24 AUGUST 2020
© 2022 Business Travel News Ltd.
The UK airline industry is in crisis, its leaders working behind closed doors, and not visible.
The Government turns away, seemingly ignoring the near fatal collapse of Britain’s airlines and the consequences to the UK economy. Ministerial action is needed now!
Business Travel News would like to put forward two therapies which will not cure the problems, but will at least send out the right messages.
As a well-known brand continues to say ‘every little helps’.
Firstly, cancel Air Passenger Duty (APD) on a temporary basis. Yes, this has been vigorously lobbied by various groups at Whitehall, but with no success. See BTN 6 July.
It is far from the solution on how to get the passengers moving through the airports but what it does is show globally that this Government is very aware of the value of the airports, and its user airlines, UK-registered and international. It demonstrates that we are open for business, are dealing with Covid-19 in an incisive manner and welcoming guests. This needs to get out globally. Heathrow is ready to take up guard duty (as noted in this issue) and the other gateways will follow.
Our second suggestion is for the leaders of our airlines and airports to fly, where they can, and speak up for the country, act as ambassadors and send the message that Britain is not a closed shop. Once again this is a world-wide memo. For the British air transport bosses to be seen at other world-wide centres must be good news. The Transport Minister and CAA chairman should join them, and if the airlines cannot agree on which carrier to use the RAF’s Airbus A330 Voyager aircraft needs to be made available. Bring the media too.
But first the Transport Secretary and the Aviation Minister need to get to the London airports, show a face, take a flight and then do the same at the other end.

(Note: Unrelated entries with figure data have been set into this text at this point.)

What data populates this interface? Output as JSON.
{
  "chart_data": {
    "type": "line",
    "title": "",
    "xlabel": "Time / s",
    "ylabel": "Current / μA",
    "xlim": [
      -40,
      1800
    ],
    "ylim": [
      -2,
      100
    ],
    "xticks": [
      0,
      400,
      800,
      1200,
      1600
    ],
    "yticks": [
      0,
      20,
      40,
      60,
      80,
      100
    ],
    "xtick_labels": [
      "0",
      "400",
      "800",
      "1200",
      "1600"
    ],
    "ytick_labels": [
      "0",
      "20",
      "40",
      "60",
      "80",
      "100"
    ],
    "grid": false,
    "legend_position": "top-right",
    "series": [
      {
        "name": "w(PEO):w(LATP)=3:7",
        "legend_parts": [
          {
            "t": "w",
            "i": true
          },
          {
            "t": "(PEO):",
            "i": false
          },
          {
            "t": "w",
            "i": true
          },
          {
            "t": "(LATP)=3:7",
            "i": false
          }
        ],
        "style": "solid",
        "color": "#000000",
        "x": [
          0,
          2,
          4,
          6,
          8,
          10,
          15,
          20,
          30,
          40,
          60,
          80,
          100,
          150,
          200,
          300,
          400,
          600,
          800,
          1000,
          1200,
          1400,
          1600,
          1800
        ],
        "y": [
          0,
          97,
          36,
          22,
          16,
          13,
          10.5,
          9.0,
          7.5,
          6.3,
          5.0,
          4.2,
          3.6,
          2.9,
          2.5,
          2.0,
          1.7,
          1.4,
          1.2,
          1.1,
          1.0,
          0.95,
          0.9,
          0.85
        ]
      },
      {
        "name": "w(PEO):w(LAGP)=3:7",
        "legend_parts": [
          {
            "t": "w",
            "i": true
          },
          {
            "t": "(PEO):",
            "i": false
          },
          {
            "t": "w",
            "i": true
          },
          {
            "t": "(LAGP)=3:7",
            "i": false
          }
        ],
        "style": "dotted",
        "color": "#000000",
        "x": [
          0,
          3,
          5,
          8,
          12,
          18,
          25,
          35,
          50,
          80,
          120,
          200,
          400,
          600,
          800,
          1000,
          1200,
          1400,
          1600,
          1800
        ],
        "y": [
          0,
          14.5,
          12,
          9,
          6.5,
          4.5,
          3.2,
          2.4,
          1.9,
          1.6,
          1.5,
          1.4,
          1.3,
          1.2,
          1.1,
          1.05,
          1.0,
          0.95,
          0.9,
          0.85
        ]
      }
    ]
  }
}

These are catastrophic times. Exceptional action is needed. Now!
See also John Holland-Kaye Live – in this week's BTN.
All comments are filtered to exclude any excesses but the Editor does not have to agree with what is being said. 100 words maximum
Malcolm Ginsberg, London
What Mr Cryan fails to point out is a tax is a tax and at the end of the day it is the passenger who will have to pay, no matter which way it is applied. Not the airline
Stephen Cryan, San Sebastian, Spain.
APD is a personal polltax and so should be abolished. Air passengers do not pollute only aircraft(in their design) and the engines in their fuel consumption and efficiency. So the taxes should be on the airlines not the passengers. Aircraft should pay VAT on fuel at the same rate as other means of transport.(At the moment I believe they pay no VAT). Also a special green tax should be applied to ALL aircraft. Its application should be determined by the noise produced by both airframes and engines, but also on fuel consumption and the resulting fumes produced. That way you will see a speedier introduction of fuel efficient aircraft. Also the Treasury will have no reason to complain if the taxes are applied correctly.
Mike Pitman, Jersey
Two things: were APD truly being used solely for green purposes then it would have stayed low. It is a useful cash cow for your government. Secondly until the UK populations comes out of hiding and goes back to work, then the countrt is effectively closed. Who would risk coming to the UK when contradictory advice is being put out on a daily basis.
William Bell, Chester
APD was introduced in 2007 to cut aircraft carbon dioxide emissions. Since there is now no flying the Government can justify its removal.
Julian Adams, London
I doubt if cancelling APD will make any difference, but it’s a gesture. Does the Government care?
John Smith, Kilburn - London
APD yes. Government should have done ages ago. VIP trips no go. If they had gone to Croatia last week it would have been a waste of time. But LCY to Dundee why not. Or Heathrow to Edinburgh.